One Year of HIPAA Omnibus Rule Compliance

The HIPAA Omnibus Rule compliance deadline was six months ago, with the introduction of the legislation taking place around this time last year. HIPAA-covered entities have now had a full year to bring their policies and procedures up to date with the amendments made by the Omnibus update.

Unfortunately for the healthcare industry, while the changes introduced by the new HIPAA Rule clarified a number of aspects of the legislation, data breaches have continued to rise. The Department of Health and Human Services’ Office for Civil Rights (OCR) must be informed of any data breaches involving PHI, and breach reports are posted on its website.

The OCR “Wall of Shame” – as it is often referred – shows that in spite of increased HIPAA regulations, Covered Entities (CEs) continue to suffer data breaches. In many cases, this is due to a failure of HIPAA Omnibus Rule compliance.

The anniversary of the introduction of the Omnibus Rule is a suitable time to take stock of how the year has progressed, how the new policies have worked in practice and where organizations are in terms of compliance with HIPAA regulations.

This is not just advisable to protect against data breaches and implement some new best practices. Failure to ensure full compliance with HIPAA regulations is likely to have a significant financial cost. The OCR is planning its second round of HIPAA-compliance audits, and they are expected to commence in approximately six months. Organizations have now effectively been given a year to ensure compliance, and now their policies and procedures are to be closely scrutinized.

This does not give organizations six months to ensure HIPAA Omnibus rule compliance and make sure all aspects of the Security Rule, Privacy Rule and Breach Notification Rule have been incorporated into policies and procedures. Action must be taken now.

If a CE – or a Business Associate – suffers a security breach in which PHI is compromised, an investigation will invariably be launched.
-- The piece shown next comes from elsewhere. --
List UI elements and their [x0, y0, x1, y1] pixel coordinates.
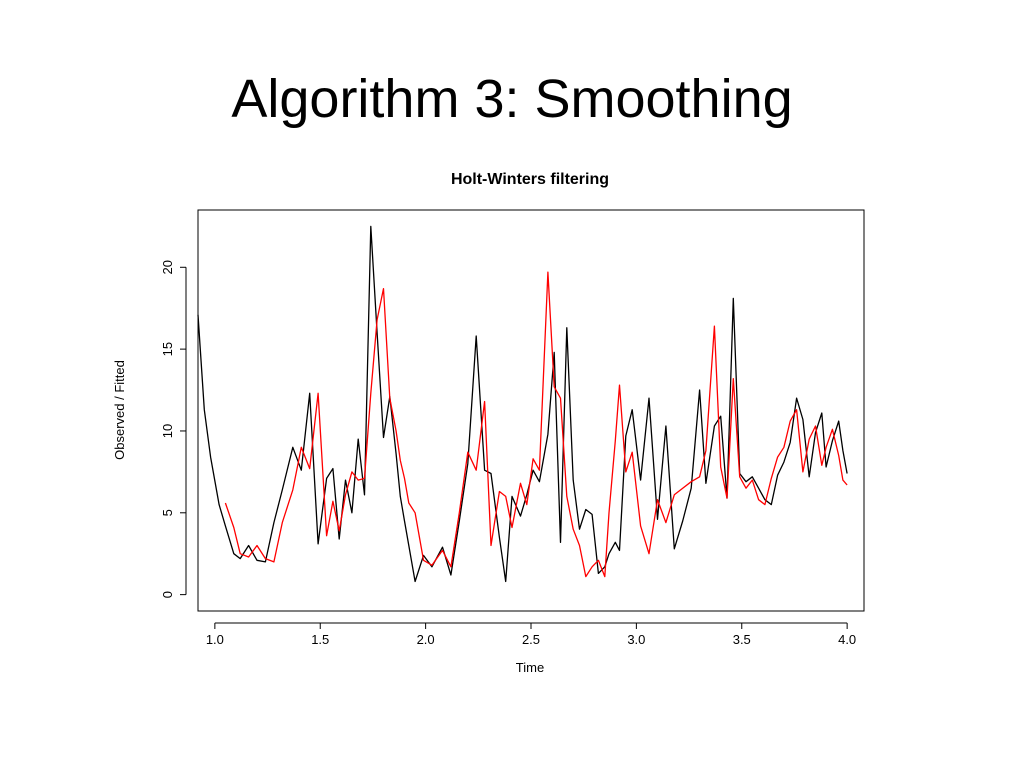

If it is discovered that the breach was the result of a HIPAA violation, substantial financial penalties can be issued. The Office for Civil Rights can issue fines of up to $1.5 million per violation – per year – and the Federal Trade Commission, Department of Personnel Affairs Department of Justice and state attorney generals can also investigate breaches and issue fines for violations.

If you want to ensure HIPAA Omnibus Rule compliance, it is essential that you put an action plan in place.

Privacy, Security and HIPAA Omnibus Rule Compliance

  1. Develop a HIPAA-compliance plan incorporating all aspects of HIPAA rules and ensure policies are developed to protect PHI and patient privacy.
  2. Ensure those policies are put into practice and become routine. Train the staff on HIPAA rules and hospital procedures and ensure that these rules are followed. Take prompt action if violations are discovered.
  3. Revise policies and procedures regularly to ensure continued compliance, in particular when new technology is adopted and after any material change in regulations.
  4. Conduct an annual risk assessment, preferably using an external security company specializing in HIPAA security risk assessments.
  5. Document all actions taken to secure PHI as well as all staff training sessions. Ensure Business Associate Agreements are signed and maintained. Conduct regular internal audits to check for continued compliance.